Après le lancement réussi du projet « Zero Fistula » et la tenue, en septembre dernier, d’un premier camp chirurgical de réparation – au cours duquel 14 femmes ont été opérées avec succès et 20 ont bénéficié de consultations –, deux autres camps ont été organisés fin décembre dans les régions de Kolda-Sedhiou et de Tambacounda-Kedougou, dans le sud du Sénégal. Au total, 30 femmes ont subi une intervention chirurgicale pour une fistule obstétricale : à Kolda-Sedhiou, 36 femmes ont bénéficié de consultations et 25 ont subi une intervention chirurgicale de réparation, tandis qu’à Tambacounda-Kedougou, sept femmes ont bénéficié de consultations et cinq ont subi une intervention chirurgicale de réparation.
Avant le début des camps, les partenaires ont mis l'accent sur la sensibilisation à la fistule par le biais de la radio. Le personnel de terrain a lancé un appel aux professionnels de santé et aux chefs religieux afin qu'ils contribuent à mobiliser les communautés et qu'ils discutent du partenariat avec l'Amref et les hôpitaux de Kolda et de Dakar. Au cours des cinq jours précédant l'intervention chirurgicale, les femmes venues de différentes régions ont été accueillies par le bureau régional de Tostan à Kolda, qui a mis ses ressources à disposition pour leur trouver un hébergement.

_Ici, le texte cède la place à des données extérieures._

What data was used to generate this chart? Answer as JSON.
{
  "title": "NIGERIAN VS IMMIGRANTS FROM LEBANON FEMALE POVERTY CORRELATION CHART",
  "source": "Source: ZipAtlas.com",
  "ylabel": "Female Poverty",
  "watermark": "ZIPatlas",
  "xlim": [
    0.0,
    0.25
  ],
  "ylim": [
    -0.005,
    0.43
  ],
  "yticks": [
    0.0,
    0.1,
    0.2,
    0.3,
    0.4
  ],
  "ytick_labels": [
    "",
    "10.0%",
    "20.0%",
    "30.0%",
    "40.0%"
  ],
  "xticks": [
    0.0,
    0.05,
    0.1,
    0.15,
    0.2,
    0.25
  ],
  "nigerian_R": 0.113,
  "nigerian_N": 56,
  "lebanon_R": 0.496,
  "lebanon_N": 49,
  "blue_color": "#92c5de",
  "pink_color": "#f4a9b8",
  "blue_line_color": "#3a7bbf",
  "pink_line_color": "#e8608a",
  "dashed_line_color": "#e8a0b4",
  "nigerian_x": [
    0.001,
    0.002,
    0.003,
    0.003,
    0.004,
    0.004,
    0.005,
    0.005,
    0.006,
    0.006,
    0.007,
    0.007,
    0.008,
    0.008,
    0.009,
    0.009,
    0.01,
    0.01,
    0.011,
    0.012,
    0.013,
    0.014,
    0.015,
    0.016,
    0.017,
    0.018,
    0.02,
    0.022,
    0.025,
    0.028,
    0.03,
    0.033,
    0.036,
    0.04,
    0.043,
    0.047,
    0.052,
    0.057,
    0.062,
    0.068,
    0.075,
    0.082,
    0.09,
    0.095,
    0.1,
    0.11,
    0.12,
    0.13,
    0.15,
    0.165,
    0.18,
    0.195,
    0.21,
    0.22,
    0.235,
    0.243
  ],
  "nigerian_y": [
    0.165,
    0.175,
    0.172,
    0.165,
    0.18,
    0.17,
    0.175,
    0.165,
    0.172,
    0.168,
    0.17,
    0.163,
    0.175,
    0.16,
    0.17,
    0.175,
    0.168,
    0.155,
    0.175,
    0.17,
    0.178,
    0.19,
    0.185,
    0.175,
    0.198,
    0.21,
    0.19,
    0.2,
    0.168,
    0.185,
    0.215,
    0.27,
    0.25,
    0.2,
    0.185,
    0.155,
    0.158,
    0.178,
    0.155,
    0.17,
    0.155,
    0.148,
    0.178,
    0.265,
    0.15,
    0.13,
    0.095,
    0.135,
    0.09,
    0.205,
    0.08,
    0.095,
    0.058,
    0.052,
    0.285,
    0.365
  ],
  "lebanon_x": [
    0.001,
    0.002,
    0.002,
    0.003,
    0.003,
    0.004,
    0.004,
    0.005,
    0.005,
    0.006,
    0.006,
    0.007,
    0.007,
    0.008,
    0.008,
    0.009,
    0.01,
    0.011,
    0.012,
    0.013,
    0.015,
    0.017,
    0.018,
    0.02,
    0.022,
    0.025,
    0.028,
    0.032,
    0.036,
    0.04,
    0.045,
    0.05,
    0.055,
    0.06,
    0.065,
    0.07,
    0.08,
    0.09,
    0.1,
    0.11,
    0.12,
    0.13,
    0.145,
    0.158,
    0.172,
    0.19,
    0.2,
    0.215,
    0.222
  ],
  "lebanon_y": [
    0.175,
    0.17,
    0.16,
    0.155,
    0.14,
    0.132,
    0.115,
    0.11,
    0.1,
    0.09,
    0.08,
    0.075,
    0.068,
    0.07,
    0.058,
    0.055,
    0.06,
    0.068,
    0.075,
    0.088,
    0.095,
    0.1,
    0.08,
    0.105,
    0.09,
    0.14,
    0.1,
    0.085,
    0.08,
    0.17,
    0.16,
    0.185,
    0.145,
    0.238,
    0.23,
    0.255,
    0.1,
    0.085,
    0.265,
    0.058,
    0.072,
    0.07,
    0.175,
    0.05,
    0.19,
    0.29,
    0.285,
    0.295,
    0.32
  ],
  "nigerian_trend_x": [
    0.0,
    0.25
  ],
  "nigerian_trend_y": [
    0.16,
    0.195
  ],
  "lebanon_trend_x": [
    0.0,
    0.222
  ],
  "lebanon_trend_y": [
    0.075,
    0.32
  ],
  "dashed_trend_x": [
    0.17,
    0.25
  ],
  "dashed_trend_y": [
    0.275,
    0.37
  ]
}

Avant l'ouverture des camps, plusieurs activités de sensibilisation, telles que des réunions intervillages (RIV) et des ateliers, ont été organisées à l'intention des membres de la communauté et des autorités locales. Dans la région de Kolda-Sédhiou, deux RIV ont eu lieu les 31 octobre et 23 décembre, réunissant 10 communautés et 240 participants, ainsi que deux ateliers supplémentaires en novembre avec une sage-femme. À Tambacounda-Kedougou, deux ateliers réunissant 86 participants ont été organisés en novembre en présence de la commission de santé du Comité de gestion communautaire (CMC) de Dougue, ainsi que d’un préfet chargé de la santé. Ces ateliers ont permis d’apprendre aux participants à reconnaître une fistule.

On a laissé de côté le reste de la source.